- 864 Okunma
- 0 Yorum
- 0 Beğeni
bir cenaze merasimi... müzik ruhundan tragedyanın doğuşu... ard- öyk... 2017-21
bir cenaze merasimi seyretmiştim.
çok gençtim... ilk gençlik son çocukluk safhası de sen buna.
yakınımın cenazesiydi.
ezberen kayıt etmişim o merasimi, şimdi çözümlemek istiyorum...
köyümüzün yaz sonu günlerinden biriydi...
yirmiyedi yaşında trafik kazasında vefat etmişti: " murazını alamamıştı."
anadan öksüzlük ve hayat harbi ile derken tutunamamıştı yaşamağa.
ben bu cenazeyi nietzche’nin tragedyanın doğuşu eseri ile çözümlemek istiyorum.
trajedinin tam ortasında kalmıştım.
cenaze evden çıktı adamların omuzunda havada yürüyordu adeta tabut... sevmeyen genç yoktu ki... hepsini; ihtiyarların hepsi.
bacıları sanlı insanlardı...
bu kadınların son ümit çığrışları fizzah ve figan oldu...
çok iyi biliyordular gidenin baba evinden çıktığı sondu... çeperi de geçti mi bu da sondu... ve paydos baba evinin bahçesine: bitişti.
kız kardeşleri dil dediler...
dil demeleri ağıtın ezgisiyle bir ritme büründü...
lay lay gibi bir tonda: " balama lay lay lay..." ingilizler lulayi lulayi derlermiş.
ninni gibi mi?
ağlamak gibi.
maya: nietzchenin deyişidir: vedaların hint tanrısıymış...
maya: asıl ile bizim aramızda perde varmış ve bunun kalkmasıymış...
maya tanrısını muharrik kılansa müzikmiş...
antik yunan mitolojisinde apollonun müzikle, gerçekle aramızdaki perdeyi kaldırılmasıymış: maya.
maya kadın isimi olması ve ayrıca mayalanmak isim fiiliyle ile cümleler kurmuşuzdur.
maya çalmak...
maya tuttu...
işin aslı mayası...
maya öz demektir ki vedalardan gelir ve kadın ismi olarak uğramadığı ülke... mübalağa: yoktur.
müzik apollonun mayası olarak cenazede ağıt şeklindeydi.
mugam tonalitesine yakındır yakarış acı dil deme...
maya makamı uzun hava vardır: tatyanlar misal... ağıtların makamı bunları okşasa da kuzu... yavru... bebek sızlaması gibidir.
dil ve edebiyat, müzik- tondan sonra gelir; önce müzik vardır.
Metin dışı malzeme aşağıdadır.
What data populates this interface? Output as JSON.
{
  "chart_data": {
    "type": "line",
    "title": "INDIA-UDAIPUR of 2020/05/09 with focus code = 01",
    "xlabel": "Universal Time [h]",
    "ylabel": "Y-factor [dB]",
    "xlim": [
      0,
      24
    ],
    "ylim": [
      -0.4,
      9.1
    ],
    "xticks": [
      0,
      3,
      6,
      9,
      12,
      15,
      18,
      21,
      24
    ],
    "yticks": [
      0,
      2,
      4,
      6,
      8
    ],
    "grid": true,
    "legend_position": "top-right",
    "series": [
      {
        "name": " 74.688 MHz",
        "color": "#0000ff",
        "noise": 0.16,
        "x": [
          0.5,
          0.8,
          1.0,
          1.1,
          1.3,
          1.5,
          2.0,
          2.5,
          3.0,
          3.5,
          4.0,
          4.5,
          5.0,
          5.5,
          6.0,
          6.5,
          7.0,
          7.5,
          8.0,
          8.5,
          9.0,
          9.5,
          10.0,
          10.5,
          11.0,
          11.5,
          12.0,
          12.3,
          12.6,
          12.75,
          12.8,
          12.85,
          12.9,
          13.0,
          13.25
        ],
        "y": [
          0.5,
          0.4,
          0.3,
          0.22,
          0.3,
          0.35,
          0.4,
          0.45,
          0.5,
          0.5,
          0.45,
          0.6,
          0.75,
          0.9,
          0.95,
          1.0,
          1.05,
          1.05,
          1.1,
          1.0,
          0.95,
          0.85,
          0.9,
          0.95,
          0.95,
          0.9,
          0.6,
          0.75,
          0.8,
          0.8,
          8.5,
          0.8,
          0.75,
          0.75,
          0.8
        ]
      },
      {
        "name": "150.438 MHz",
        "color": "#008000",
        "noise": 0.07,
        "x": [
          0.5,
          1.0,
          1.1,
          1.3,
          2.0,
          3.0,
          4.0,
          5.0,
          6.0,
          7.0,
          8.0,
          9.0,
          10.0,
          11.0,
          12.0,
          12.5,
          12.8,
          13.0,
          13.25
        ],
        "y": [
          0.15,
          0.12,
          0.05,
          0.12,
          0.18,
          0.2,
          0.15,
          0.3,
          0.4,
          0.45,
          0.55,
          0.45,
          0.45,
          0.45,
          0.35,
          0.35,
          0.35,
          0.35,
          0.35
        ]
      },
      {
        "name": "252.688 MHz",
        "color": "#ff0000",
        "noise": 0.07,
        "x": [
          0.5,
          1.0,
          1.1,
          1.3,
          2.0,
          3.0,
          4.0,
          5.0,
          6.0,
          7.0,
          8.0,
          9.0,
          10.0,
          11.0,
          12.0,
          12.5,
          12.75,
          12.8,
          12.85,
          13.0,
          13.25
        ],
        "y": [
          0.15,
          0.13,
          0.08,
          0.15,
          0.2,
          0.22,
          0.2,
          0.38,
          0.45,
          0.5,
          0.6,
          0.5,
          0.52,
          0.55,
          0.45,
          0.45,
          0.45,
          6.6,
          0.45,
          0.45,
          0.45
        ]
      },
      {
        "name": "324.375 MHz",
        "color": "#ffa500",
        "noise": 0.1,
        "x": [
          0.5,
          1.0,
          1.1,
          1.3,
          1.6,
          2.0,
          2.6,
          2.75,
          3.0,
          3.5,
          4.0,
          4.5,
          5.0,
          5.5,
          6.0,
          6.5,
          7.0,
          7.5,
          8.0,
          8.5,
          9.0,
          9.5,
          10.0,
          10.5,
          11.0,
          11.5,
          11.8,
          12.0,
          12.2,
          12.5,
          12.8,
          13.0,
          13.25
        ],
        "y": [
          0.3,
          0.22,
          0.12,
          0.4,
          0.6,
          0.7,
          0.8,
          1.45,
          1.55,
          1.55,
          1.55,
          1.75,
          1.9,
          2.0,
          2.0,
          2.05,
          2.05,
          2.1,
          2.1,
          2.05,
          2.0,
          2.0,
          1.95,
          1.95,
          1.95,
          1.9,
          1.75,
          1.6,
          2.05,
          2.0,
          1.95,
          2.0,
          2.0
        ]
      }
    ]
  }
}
ağıtın müzikalitesi birazdan edebiyatı yaratacaktır...
ve sızlayarak bacıları bir ezgide ağızlarını kapatmadan göğe sedaya ve maya-tatyanla ağlaştılar.
öteki kadınlar yunan tragedyaların korodaki koristleri gibiydiler ve akraba dahi değillerdi...
trajedi... tragedya olmak bu muydu?
satirler erkekler... mayalanmağa kadınları öne sürüyordular... ve bunu kadınların maya-tatyan söyleyenler olmalarından anlıyoruz.
nietzche... sen eseri yirmibeş yaşında yazmışsın ve mefluç olmuşsun...
sen sıradan bir düşünür olamazsın.
baudelaire söylemesi: ulu allahım bize acıyınız!
cenazede dil deme... googoosh’un lalaei- laylayı gibi makama yakın... tam da değil.
dil demenin müzik sonra edebiyat olduğunda hemfikiriz...
müzikle indirilen perde... söz ile terkibi tamam kılınır ki bu sanat dediğimiz şeyin kendisidir.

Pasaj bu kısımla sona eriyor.